Jan 20, 2009
This morning we learnt that some westerners must give the impressions that everyone has a massive breakfast, but I don't think we helped that by eating it all!
Today we had the orphanage, Dhammaraknivet Project II, and the HIV AIDs Hospice, Wat Phra Baht Nam Phu.
The area around the orphanage started out as an AID's hospital. It now caters for the poor, homeless, sick and any other Thai's in need - and the some 300 resident dogs. People now come here through education now that they know HIV simply cannot be contracted by living next to ainfected person. The land has being donated by the Head Monk which has brought recognition of the area and therefore increased funding. Through this, they have being able to build many small bungalows so families can sstay together. Those that are able to are trained up to work in the community as a gardener, nurse, builder or anything else that they need.
The orphange has recently being upgraded somewhat so the children now sleep on bunk beds instead of matresses on the floor. They also have a special part in the orphange where the HIV infected chirlden go 7am and 7pm every day to have their medication. There are about 85 children ranging in age who live here, and about 55 of them have HIV.
Our tour through the orphange shows that they have so many donations of soft toys that they actually send them off to other, less-fortunate homes. Soft toys probably aren't the first thing that they need, but its the easy present. We bought them equipment they could use in the school, and some books from Australia, so the English teacher at the school might be reading Possum Magic at some stage to the kids! We also saw the music concert hall full of instruments that has being built from donations raised by the Former Thai Miss World.
At 11:30am the children wander back from the nearby school for a lunch of steamed rice, chicken with veg, and a deep fried egg. They left their shoes by the door, picked up a lunch tray and we served them their lunch! Some were so young they couldn't see over the table! The local Mister Donut had donated several boxes of assorted donuts for desserts for the children - and it was clear this was the highlight of the day! After they had eaten, they sang us a song that was beautiful - that was their thankyou for serving them lunch.

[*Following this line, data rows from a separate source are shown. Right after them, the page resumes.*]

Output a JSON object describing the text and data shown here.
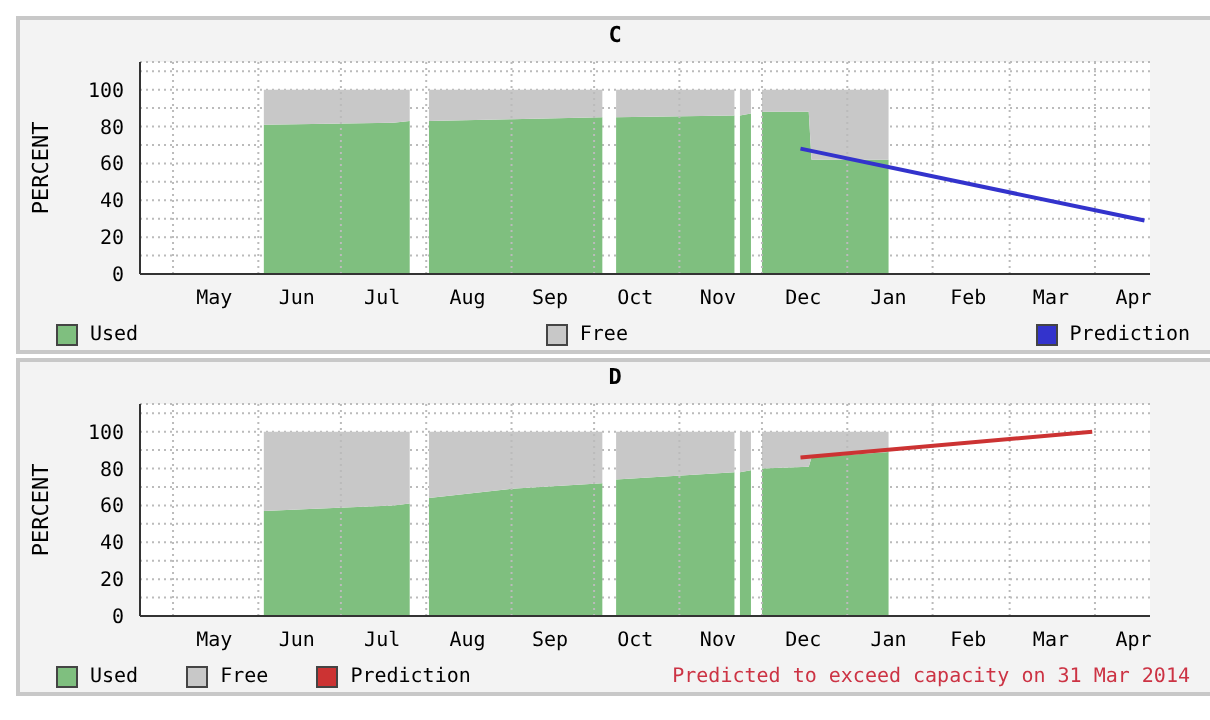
{
  "chart_data": [
    {
      "type": "area",
      "title": "C",
      "ylabel": "PERCENT",
      "stacked": true,
      "grid": true,
      "legend": "bottom",
      "x": [
        "2013-06-03",
        "2013-07-20",
        "2013-07-26",
        "2013-07-27",
        "2013-08-02",
        "2013-09-01",
        "2013-10-04",
        "2013-10-05",
        "2013-10-09",
        "2013-11-21",
        "2013-11-22",
        "2013-11-23",
        "2013-11-27",
        "2013-11-28",
        "2013-12-01",
        "2013-12-18",
        "2013-12-19",
        "2014-01-16"
      ],
      "series": [
        {
          "name": "Used",
          "color": "#7fbf7f",
          "values": [
            81,
            82,
            83,
            null,
            83,
            84,
            85,
            null,
            85,
            86,
            null,
            86,
            87,
            null,
            88,
            88,
            62,
            62
          ]
        },
        {
          "name": "Free",
          "color": "#c8c8c8",
          "values": [
            19,
            18,
            17,
            null,
            17,
            16,
            15,
            null,
            15,
            14,
            null,
            14,
            13,
            null,
            12,
            12,
            38,
            38
          ]
        },
        {
          "name": "Prediction",
          "type": "line",
          "color": "#3333cc",
          "x": [
            "2013-12-15",
            "2014-04-19"
          ],
          "values": [
            68,
            29
          ]
        }
      ],
      "xlim": [
        "2013-04-19",
        "2014-04-21"
      ],
      "xticks": [
        {
          "value": "2013-05-01",
          "label": null
        },
        {
          "value": "2013-06-01",
          "label": null
        },
        {
          "value": "2013-07-01",
          "label": null
        },
        {
          "value": "2013-08-01",
          "label": null
        },
        {
          "value": "2013-09-01",
          "label": null
        },
        {
          "value": "2013-10-01",
          "label": null
        },
        {
          "value": "2013-11-01",
          "label": null
        },
        {
          "value": "2013-12-01",
          "label": null
        },
        {
          "value": "2014-01-01",
          "label": null
        },
        {
          "value": "2014-02-01",
          "label": null
        },
        {
          "value": "2014-03-01",
          "label": null
        },
        {
          "value": "2014-04-01",
          "label": null
        },
        {
          "value": "2013-05-16",
          "label": "May"
        },
        {
          "value": "2013-06-15",
          "label": "Jun"
        },
        {
          "value": "2013-07-16",
          "label": "Jul"
        },
        {
          "value": "2013-08-16",
          "label": "Aug"
        },
        {
          "value": "2013-09-15",
          "label": "Sep"
        },
        {
          "value": "2013-10-16",
          "label": "Oct"
        },
        {
          "value": "2013-11-15",
          "label": "Nov"
        },
        {
          "value": "2013-12-16",
          "label": "Dec"
        },
        {
          "value": "2014-01-16",
          "label": "Jan"
        },
        {
          "value": "2014-02-14",
          "label": "Feb"
        },
        {
          "value": "2014-03-16",
          "label": "Mar"
        },
        {
          "value": "2014-04-15",
          "label": "Apr"
        }
      ],
      "ylim": [
        0,
        115
      ],
      "yticks": [
        0,
        {
          "value": 10,
          "label": null
        },
        20,
        {
          "value": 30,
          "label": null
        },
        40,
        {
          "value": 50,
          "label": null
        },
        60,
        {
          "value": 70,
          "label": null
        },
        80,
        {
          "value": 90,
          "label": null
        },
        100,
        {
          "value": 110,
          "label": null
        }
      ]
    },
    {
      "type": "area",
      "title": "D",
      "ylabel": "PERCENT",
      "stacked": true,
      "grid": true,
      "legend": "bottom",
      "x": [
        "2013-06-03",
        "2013-07-20",
        "2013-07-26",
        "2013-07-27",
        "2013-08-02",
        "2013-09-01",
        "2013-10-04",
        "2013-10-05",
        "2013-10-09",
        "2013-11-21",
        "2013-11-22",
        "2013-11-23",
        "2013-11-27",
        "2013-11-28",
        "2013-12-01",
        "2013-12-18",
        "2013-12-19",
        "2014-01-16"
      ],
      "series": [
        {
          "name": "Used",
          "color": "#7fbf7f",
          "values": [
            57,
            60,
            61,
            null,
            64,
            69,
            72,
            null,
            74,
            78,
            null,
            78,
            79,
            null,
            80,
            81,
            86,
            89
          ]
        },
        {
          "name": "Free",
          "color": "#c8c8c8",
          "values": [
            43,
            40,
            39,
            null,
            36,
            31,
            28,
            null,
            26,
            22,
            null,
            22,
            21,
            null,
            20,
            19,
            14,
            11
          ]
        },
        {
          "name": "Prediction",
          "type": "line",
          "color": "#cc3333",
          "x": [
            "2013-12-15",
            "2014-03-31"
          ],
          "values": [
            86,
            100
          ]
        }
      ],
      "annotations": [
        "Predicted to exceed capacity on 31 Mar 2014"
      ],
      "xlim": [
        "2013-04-19",
        "2014-04-21"
      ],
      "xticks": [
        {
          "value": "2013-05-01",
          "label": null
        },
        {
          "value": "2013-06-01",
          "label": null
        },
        {
          "value": "2013-07-01",
          "label": null
        },
        {
          "value": "2013-08-01",
          "label": null
        },
        {
          "value": "2013-09-01",
          "label": null
        },
        {
          "value": "2013-10-01",
          "label": null
        },
        {
          "value": "2013-11-01",
          "label": null
        },
        {
          "value": "2013-12-01",
          "label": null
        },
        {
          "value": "2014-01-01",
          "label": null
        },
        {
          "value": "2014-02-01",
          "label": null
        },
        {
          "value": "2014-03-01",
          "label": null
        },
        {
          "value": "2014-04-01",
          "label": null
        },
        {
          "value": "2013-05-16",
          "label": "May"
        },
        {
          "value": "2013-06-15",
          "label": "Jun"
        },
        {
          "value": "2013-07-16",
          "label": "Jul"
        },
        {
          "value": "2013-08-16",
          "label": "Aug"
        },
        {
          "value": "2013-09-15",
          "label": "Sep"
        },
        {
          "value": "2013-10-16",
          "label": "Oct"
        },
        {
          "value": "2013-11-15",
          "label": "Nov"
        },
        {
          "value": "2013-12-16",
          "label": "Dec"
        },
        {
          "value": "2014-01-16",
          "label": "Jan"
        },
        {
          "value": "2014-02-14",
          "label": "Feb"
        },
        {
          "value": "2014-03-16",
          "label": "Mar"
        },
        {
          "value": "2014-04-15",
          "label": "Apr"
        }
      ],
      "ylim": [
        0,
        115
      ],
      "yticks": [
        0,
        {
          "value": 10,
          "label": null
        },
        20,
        {
          "value": 30,
          "label": null
        },
        40,
        {
          "value": 50,
          "label": null
        },
        60,
        {
          "value": 70,
          "label": null
        },
        80,
        {
          "value": 90,
          "label": null
        },
        100,
        {
          "value": 110,
          "label": null
        }
      ]
    }
  ]
}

After our lunch we headed for the hillsfor the AIDs village. THis is part of a monestry also on land donated by the Head Monk. THis is where people with HIV or AIDs come if they have being emancipated from their community, are too poor, or they have no one to take care of them, or no one wants to take care of them. THis monestry must be also attached to the Miss Worlds, as there are a few pictures here incluyding Jen Hawkins back when she won Miss World.

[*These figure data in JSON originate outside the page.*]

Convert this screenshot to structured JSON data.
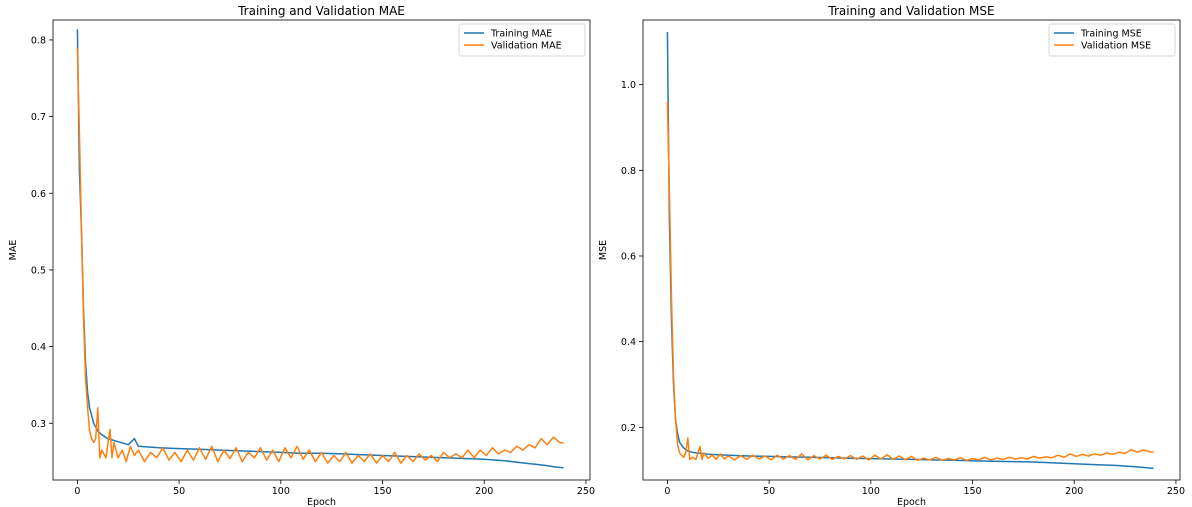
{
  "chart_data": [
    {
      "type": "line",
      "title": "Training and Validation MAE",
      "xlabel": "Epoch",
      "ylabel": "MAE",
      "xlim": [
        -12,
        252
      ],
      "ylim": [
        0.226,
        0.826
      ],
      "xticks": [
        0,
        50,
        100,
        150,
        200,
        250
      ],
      "yticks": [
        0.3,
        0.4,
        0.5,
        0.6,
        0.7,
        0.8
      ],
      "legend": "top-right",
      "grid": false,
      "series": [
        {
          "name": "Training MAE",
          "color": "#1f77b4",
          "x": [
            0,
            1,
            2,
            3,
            4,
            5,
            6,
            8,
            10,
            12,
            15,
            20,
            25,
            28,
            30,
            40,
            50,
            60,
            70,
            80,
            90,
            100,
            110,
            120,
            130,
            140,
            150,
            160,
            170,
            180,
            190,
            200,
            210,
            220,
            230,
            235,
            239
          ],
          "y": [
            0.814,
            0.63,
            0.55,
            0.45,
            0.38,
            0.34,
            0.32,
            0.3,
            0.29,
            0.285,
            0.28,
            0.276,
            0.272,
            0.28,
            0.27,
            0.268,
            0.267,
            0.266,
            0.265,
            0.264,
            0.263,
            0.262,
            0.261,
            0.261,
            0.26,
            0.259,
            0.258,
            0.257,
            0.256,
            0.255,
            0.254,
            0.253,
            0.251,
            0.248,
            0.245,
            0.243,
            0.242
          ]
        },
        {
          "name": "Validation MAE",
          "color": "#ff7f0e",
          "x": [
            0,
            1,
            2,
            3,
            4,
            5,
            6,
            7,
            8,
            9,
            10,
            11,
            12,
            14,
            16,
            17,
            18,
            20,
            22,
            24,
            26,
            28,
            30,
            33,
            36,
            39,
            42,
            45,
            48,
            51,
            54,
            57,
            60,
            63,
            66,
            69,
            72,
            75,
            78,
            81,
            84,
            87,
            90,
            93,
            96,
            99,
            102,
            105,
            108,
            111,
            114,
            117,
            120,
            123,
            126,
            129,
            132,
            135,
            138,
            141,
            144,
            147,
            150,
            153,
            156,
            159,
            162,
            165,
            168,
            171,
            174,
            177,
            180,
            183,
            186,
            189,
            192,
            195,
            198,
            201,
            204,
            207,
            210,
            213,
            216,
            219,
            222,
            225,
            228,
            231,
            234,
            237,
            239
          ],
          "y": [
            0.79,
            0.68,
            0.55,
            0.44,
            0.36,
            0.32,
            0.29,
            0.28,
            0.275,
            0.28,
            0.32,
            0.255,
            0.265,
            0.255,
            0.292,
            0.255,
            0.275,
            0.255,
            0.265,
            0.25,
            0.27,
            0.258,
            0.265,
            0.25,
            0.262,
            0.255,
            0.268,
            0.252,
            0.262,
            0.25,
            0.265,
            0.252,
            0.268,
            0.253,
            0.27,
            0.25,
            0.265,
            0.254,
            0.268,
            0.25,
            0.262,
            0.255,
            0.268,
            0.252,
            0.265,
            0.25,
            0.268,
            0.255,
            0.27,
            0.253,
            0.265,
            0.25,
            0.262,
            0.248,
            0.258,
            0.25,
            0.262,
            0.248,
            0.258,
            0.25,
            0.26,
            0.248,
            0.258,
            0.25,
            0.262,
            0.248,
            0.258,
            0.25,
            0.26,
            0.252,
            0.258,
            0.25,
            0.262,
            0.255,
            0.26,
            0.255,
            0.265,
            0.255,
            0.265,
            0.258,
            0.268,
            0.26,
            0.265,
            0.262,
            0.27,
            0.265,
            0.272,
            0.268,
            0.28,
            0.272,
            0.282,
            0.275,
            0.274
          ]
        }
      ]
    },
    {
      "type": "line",
      "title": "Training and Validation MSE",
      "xlabel": "Epoch",
      "ylabel": "MSE",
      "xlim": [
        -12,
        252
      ],
      "ylim": [
        0.077,
        1.151
      ],
      "xticks": [
        0,
        50,
        100,
        150,
        200,
        250
      ],
      "yticks": [
        0.2,
        0.4,
        0.6,
        0.8,
        1.0
      ],
      "legend": "top-right",
      "grid": false,
      "series": [
        {
          "name": "Training MSE",
          "color": "#1f77b4",
          "x": [
            0,
            1,
            2,
            3,
            4,
            5,
            6,
            8,
            10,
            12,
            15,
            20,
            30,
            40,
            50,
            60,
            70,
            80,
            90,
            100,
            110,
            120,
            130,
            140,
            150,
            160,
            170,
            180,
            190,
            200,
            210,
            220,
            230,
            235,
            239
          ],
          "y": [
            1.123,
            0.68,
            0.45,
            0.3,
            0.22,
            0.185,
            0.165,
            0.152,
            0.145,
            0.142,
            0.14,
            0.137,
            0.135,
            0.133,
            0.132,
            0.131,
            0.13,
            0.129,
            0.128,
            0.127,
            0.126,
            0.125,
            0.124,
            0.123,
            0.122,
            0.121,
            0.12,
            0.119,
            0.117,
            0.115,
            0.113,
            0.111,
            0.108,
            0.106,
            0.104
          ]
        },
        {
          "name": "Validation MSE",
          "color": "#ff7f0e",
          "x": [
            0,
            1,
            2,
            3,
            4,
            5,
            6,
            7,
            8,
            9,
            10,
            11,
            12,
            14,
            16,
            17,
            18,
            20,
            22,
            24,
            26,
            28,
            30,
            33,
            36,
            39,
            42,
            45,
            48,
            51,
            54,
            57,
            60,
            63,
            66,
            69,
            72,
            75,
            78,
            81,
            84,
            87,
            90,
            93,
            96,
            99,
            102,
            105,
            108,
            111,
            114,
            117,
            120,
            123,
            126,
            129,
            132,
            135,
            138,
            141,
            144,
            147,
            150,
            153,
            156,
            159,
            162,
            165,
            168,
            171,
            174,
            177,
            180,
            183,
            186,
            189,
            192,
            195,
            198,
            201,
            204,
            207,
            210,
            213,
            216,
            219,
            222,
            225,
            228,
            231,
            234,
            237,
            239
          ],
          "y": [
            0.96,
            0.75,
            0.5,
            0.32,
            0.22,
            0.16,
            0.14,
            0.135,
            0.13,
            0.14,
            0.175,
            0.125,
            0.13,
            0.125,
            0.155,
            0.125,
            0.14,
            0.128,
            0.135,
            0.125,
            0.138,
            0.126,
            0.133,
            0.124,
            0.134,
            0.125,
            0.135,
            0.126,
            0.133,
            0.124,
            0.135,
            0.126,
            0.134,
            0.125,
            0.138,
            0.124,
            0.134,
            0.126,
            0.135,
            0.125,
            0.132,
            0.126,
            0.134,
            0.125,
            0.133,
            0.124,
            0.135,
            0.126,
            0.136,
            0.125,
            0.133,
            0.124,
            0.132,
            0.123,
            0.128,
            0.124,
            0.13,
            0.123,
            0.127,
            0.124,
            0.129,
            0.123,
            0.127,
            0.124,
            0.13,
            0.124,
            0.128,
            0.125,
            0.13,
            0.126,
            0.129,
            0.126,
            0.132,
            0.128,
            0.131,
            0.129,
            0.135,
            0.13,
            0.138,
            0.132,
            0.137,
            0.133,
            0.138,
            0.135,
            0.14,
            0.137,
            0.142,
            0.139,
            0.148,
            0.142,
            0.147,
            0.143,
            0.142
          ]
        }
      ]
    }
  ]
}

THe first museum we saw was of mumified bodies of people who had died from AID's. Next to them they had their names, age, occupation and how they contracted age, along with a picture of them. They had all left their bodies to science and further education of the disease. It seemed that these people all wanted something good to come out of something bad.
The seconf museum was of body parts from the deceased, however we couldn't quite get the need for them to be on display as most of the writing was in Thai, except for heart, or lungs.
From here we went through the hospital ward where they basically come to die. Some seemed too jovial to be here, yet some did not seem so far away. The centre doesn't currently have a full time doctor. Once a month they get taken to a doctor for medication but not much more. It doesn't seem quite enough for a place like this, however it wouldn't be an easy job to have.
On our way back to the car, we were asked if we wanted to view a cremation. We politely declined. The 7 crematoriums are a new additions to the centre. The ashes of the deceased are either collected by the families, or placed in bags in front of a Budda in a specially built shelter. I don't know what will happen to them when there are too many. On our way out we stopped by a garden to look at the airwork, thinking that it's some sort of therapy for the resident's. The garden scuptlures were made out of resin and bone. Once again - something good coming out of something so bad.